SigFig, a product born from portfolio tracker Wikinvest, is finally launching formally Tuesday, offering to make understanding investments easy. The free service, which has been in beta, allows users to sync all their investments and monitor them in real-time from one dashboard with extensive analysis conducted in the background to help find where users can save money.
SigFig syncs with about 70 brokerages and is already tracking $ 30 billion in investments, carried over from Wikinvest. The service can show a user’s positions, both current and historical and also figures out how much they’re paying in fees. There’s also a way to see asset allocation and forecasted dividends and risks. The service is still invite-only but GigaOM readers can get access by going here.
The heart of the service is the advice component, which is made possible because SigFig is a registered investment advisor. The service can tell users how much they are paying for options trading and what they can save on trading fees by switching to another brokerrage. SigFig can dig into the past results and risk ratings of funds and determining how it’s done historically. And then it can recommend better performing exchange traded funds.

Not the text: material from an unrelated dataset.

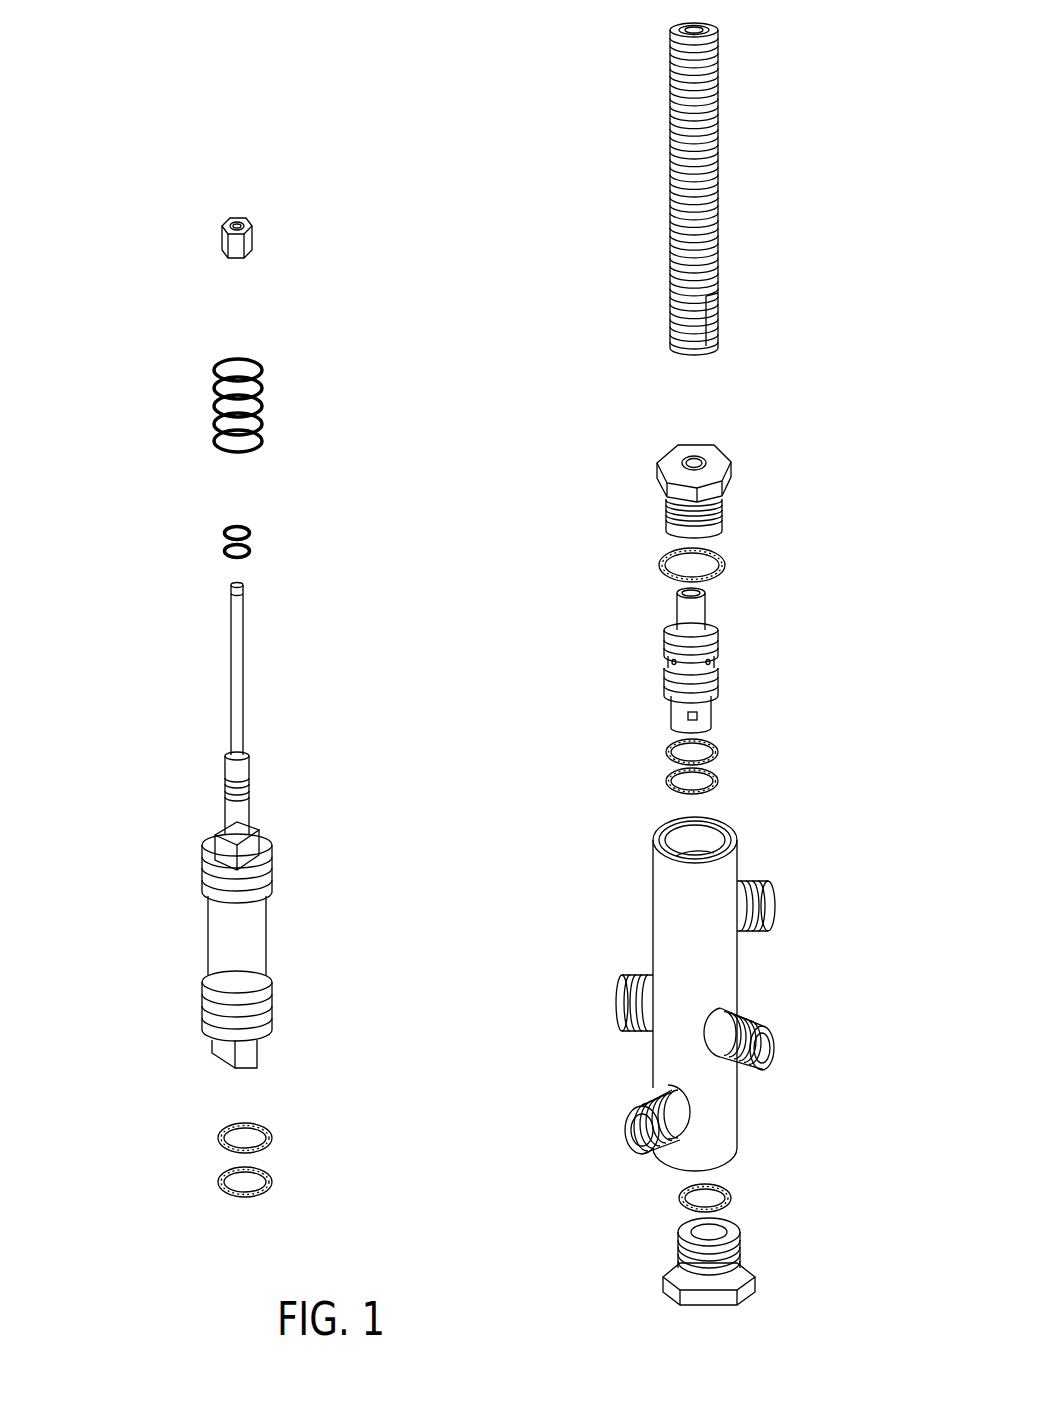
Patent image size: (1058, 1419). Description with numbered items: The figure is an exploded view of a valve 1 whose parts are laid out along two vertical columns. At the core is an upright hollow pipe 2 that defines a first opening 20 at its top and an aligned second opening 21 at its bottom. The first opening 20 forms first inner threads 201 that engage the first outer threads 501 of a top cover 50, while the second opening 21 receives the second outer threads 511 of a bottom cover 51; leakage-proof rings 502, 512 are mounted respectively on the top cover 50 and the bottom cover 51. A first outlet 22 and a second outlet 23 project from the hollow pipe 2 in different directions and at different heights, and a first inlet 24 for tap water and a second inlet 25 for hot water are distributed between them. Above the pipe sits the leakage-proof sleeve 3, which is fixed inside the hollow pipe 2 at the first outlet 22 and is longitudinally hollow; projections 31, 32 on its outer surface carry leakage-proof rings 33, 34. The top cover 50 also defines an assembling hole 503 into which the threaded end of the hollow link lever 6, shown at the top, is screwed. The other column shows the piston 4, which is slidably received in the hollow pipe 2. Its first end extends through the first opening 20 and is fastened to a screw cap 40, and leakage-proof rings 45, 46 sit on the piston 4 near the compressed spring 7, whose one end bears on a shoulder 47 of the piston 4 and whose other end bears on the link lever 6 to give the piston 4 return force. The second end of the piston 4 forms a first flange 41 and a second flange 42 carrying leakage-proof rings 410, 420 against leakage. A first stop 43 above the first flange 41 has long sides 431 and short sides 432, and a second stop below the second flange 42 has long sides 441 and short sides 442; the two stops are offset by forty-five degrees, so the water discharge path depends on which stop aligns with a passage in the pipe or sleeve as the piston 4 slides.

And for users who rely on someone to manage their funds, SigFig can tell if they’re getting their money’s worth. Some brokers steer their client’s investments toward products that pay them the largest commission. But it’s not always the best performing fund for investors, said co-founder and president Parker Conrad.

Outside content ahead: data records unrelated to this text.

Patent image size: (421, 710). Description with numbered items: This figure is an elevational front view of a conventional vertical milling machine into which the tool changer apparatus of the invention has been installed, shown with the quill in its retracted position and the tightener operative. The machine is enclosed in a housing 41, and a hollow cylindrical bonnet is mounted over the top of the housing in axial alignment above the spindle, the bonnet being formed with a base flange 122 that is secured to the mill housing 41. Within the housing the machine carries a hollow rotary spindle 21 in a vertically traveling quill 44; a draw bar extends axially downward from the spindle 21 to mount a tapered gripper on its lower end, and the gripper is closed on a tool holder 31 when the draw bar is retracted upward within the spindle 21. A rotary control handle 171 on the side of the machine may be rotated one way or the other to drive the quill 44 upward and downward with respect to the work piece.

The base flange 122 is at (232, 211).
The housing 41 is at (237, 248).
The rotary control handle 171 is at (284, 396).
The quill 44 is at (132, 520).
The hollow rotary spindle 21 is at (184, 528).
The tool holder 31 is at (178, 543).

“We can show you where your advisor falls with everyone else on the platform,” he said. “We can tell if your advisor is overcharging or underperforming. About 25 percent are in that quadrant and the more expensive guys are not always better.”

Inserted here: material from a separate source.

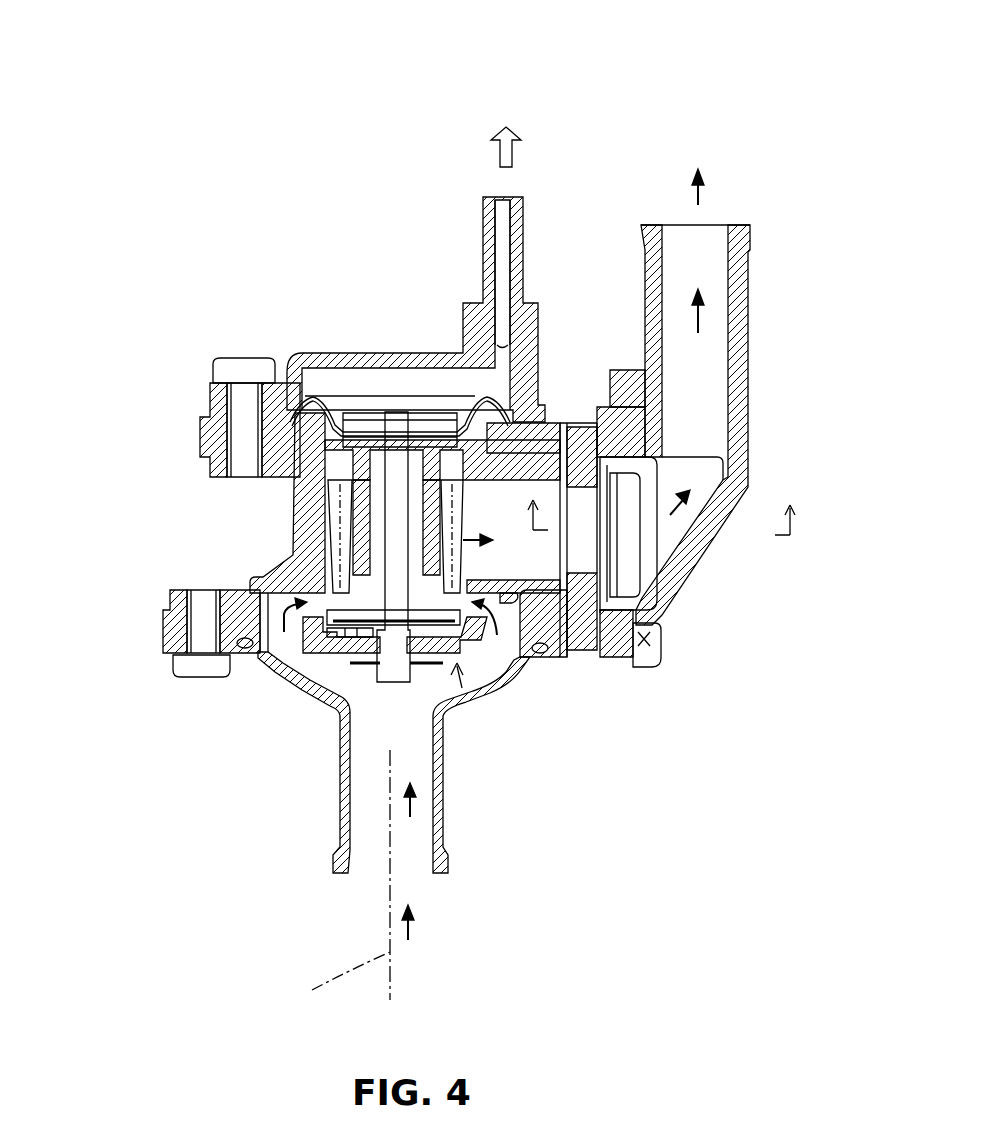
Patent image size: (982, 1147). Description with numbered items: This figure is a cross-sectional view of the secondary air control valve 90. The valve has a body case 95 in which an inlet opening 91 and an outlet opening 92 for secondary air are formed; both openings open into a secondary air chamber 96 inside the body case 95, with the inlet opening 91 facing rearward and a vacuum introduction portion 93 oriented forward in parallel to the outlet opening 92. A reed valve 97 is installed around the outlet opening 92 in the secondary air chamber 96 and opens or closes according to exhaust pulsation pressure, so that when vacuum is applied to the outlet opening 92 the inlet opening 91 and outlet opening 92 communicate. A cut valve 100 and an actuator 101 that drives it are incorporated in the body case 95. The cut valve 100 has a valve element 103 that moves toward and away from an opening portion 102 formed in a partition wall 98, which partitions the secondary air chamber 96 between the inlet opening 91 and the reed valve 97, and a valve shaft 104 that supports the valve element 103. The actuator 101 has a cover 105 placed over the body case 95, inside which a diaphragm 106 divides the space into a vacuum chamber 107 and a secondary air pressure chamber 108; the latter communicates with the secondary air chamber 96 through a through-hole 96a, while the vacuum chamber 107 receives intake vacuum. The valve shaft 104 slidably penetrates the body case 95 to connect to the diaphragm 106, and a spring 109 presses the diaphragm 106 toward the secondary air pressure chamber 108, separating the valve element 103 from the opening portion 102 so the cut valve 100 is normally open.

SigFig CEO and co-founder Mike Sha said the idea is to bring high quality advice and analytics to all investors, not just the ones with a lot of assets that can afford the best service. He said SigFig can offer a more data-driven approach to investing that can go beyond the current abilities of human advisors.
SigFig makes its money by, in some cases, getting referral fees from brokerages. Some advisors also provide a percentage of their management fees to SigFig for sending them clients. But the company said it relies on the best data to make recommendations and referrals and isn’t guided by potential revenue.
SigFig, Simple and Personal Capital, another wealth management service that launched last year, are showing how technology can make finance more transparent and understandable for consumers. Finance is still largely a human-driven business that can lead to a lot of mistrust, especially when Wall Street puts profits over customer service. With next generation financial tools, there’s the hope of more data-driven, transparent services that offer potentially cheaper and more accessible financial advice.